In her September 27, 2012 response to the OIG report, Marilyn Tavenner, Acting CMS Administrator concurred with each of the six OIG recommendations. In this letter, CMS indicated it will issue a Technical Direction Letter (“TDL”) to Medicare Administrative Contractors (“MAC”) and request that MACs choosing to increase and expand reviews of SNFs more closely scrutinize the MDS items most commonly misreported and focus reviews on SNFs with reoccurring issues. CMS is also developing an SNF Model to identify aberrant billing practices.

It is important for SNFs to be cognizant of CMS’s new and preexisting areas of focus. An effective method for SNFs to identify and mitigate their exposure risk is to have a detailed and effective compliance program in place. Compliance programs for SNFs were recommended, but optional in the past. However, with the passage of the Affordable Care Act (ACA), SNFs are now required to have a compliance and ethics program that is “effective in preventing and detecting criminal, civil, and administrative violations…and in promoting quality of care” as a condition of participation in the Medicare and Medicaid programs. The ACA requires CMS, working jointly with the OIG, to publish regulations defining core elements of an effective compliance plan. Pursuant to the ACA, as of March 23, 2012, nursing homes must begin certifying they have an effective compliance plan in place. The challenge is that to date, CMS has not released regulations regarding the core elements, despite the ACA’s deadline. It is uncertain whether CMS’s delay in promulgating the compliance regulations will bring about a delay in SNFs’ implementation deadline, however, SNFs should not postpone establishing their compliance programs. Fortunately for SNFs, the ACA lists eight required components to be included in a SNF’s compliance and ethics program, which include:

  1. Adoption of compliance standards and procedures to be followed by its employees that are reasonably capable of reducing the prospect of criminal, civil and administrative violations;
  2. Responsibility for overseeing compliance must be assigned to high-ranking individuals within the organization who have sufficient resources and authority to assure such compliance;
  3. The organization must have exercised due care to ensure that substantial discretionary authority is not delegated to an individual who the organization knew or should have known has the propensity to engage in criminal, civil and administrative violations;
  4. Steps must be taken to effectively communicate its standards and procedures to all employees within the organization;
  5. Reasonable steps must be taken by the organization to achieve compliance with its standards, such as by implementing monitoring and auditing systems reasonably designed to detect violations and by having a reporting system;
  6. Implementation of appropriate disciplinary actions that ensures consistent enforcement of the standards and procedures;
  7. Take reasonable steps to appropriately respond to a detected offense and prevent similar offenses in the future; and
  8. Periodically reassess the compliance program and undertake any necessary modifications to reflect changes within the organization.

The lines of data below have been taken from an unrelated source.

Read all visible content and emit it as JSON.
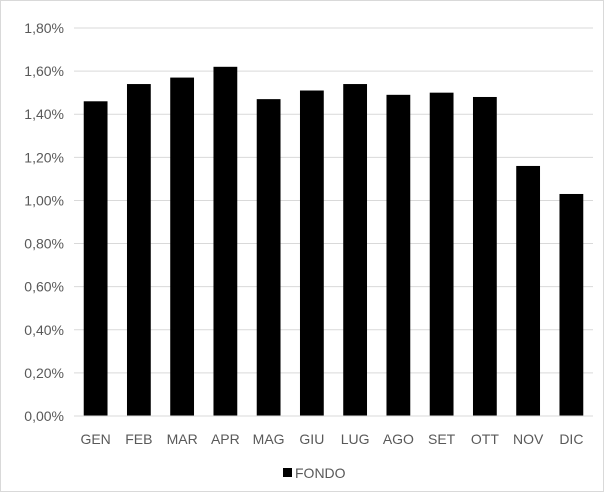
{
  "chart_data": {
    "type": "bar",
    "categories": [
      "GEN",
      "FEB",
      "MAR",
      "APR",
      "MAG",
      "GIU",
      "LUG",
      "AGO",
      "SET",
      "OTT",
      "NOV",
      "DIC"
    ],
    "series": [
      {
        "name": "FONDO",
        "values": [
          1.46,
          1.54,
          1.57,
          1.62,
          1.47,
          1.51,
          1.54,
          1.49,
          1.5,
          1.48,
          1.16,
          1.03
        ],
        "color": "#000000"
      }
    ],
    "y_ticks": [
      "0,00%",
      "0,20%",
      "0,40%",
      "0,60%",
      "0,80%",
      "1,00%",
      "1,20%",
      "1,40%",
      "1,60%",
      "1,80%"
    ],
    "ylim": [
      0,
      1.8
    ],
    "y_unit": "%",
    "grid": true,
    "legend_position": "bottom",
    "gridline_color": "#d9d9d9",
    "text_color": "#595959"
  }
}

Given the commitment by the OIG and CMS to scrutinize SNFs, providers should use the information in these reports, along with the recommendations, to either create the ACA required compliance plans or review and revise compliance plans already in place. Pending the release of the regulations related to the core elements, providers will also want to review the OIG Compliance Program Guidance for Nursing Facilities released in 2000 and the 2008 Supplemental Guidance for Nursing Homes.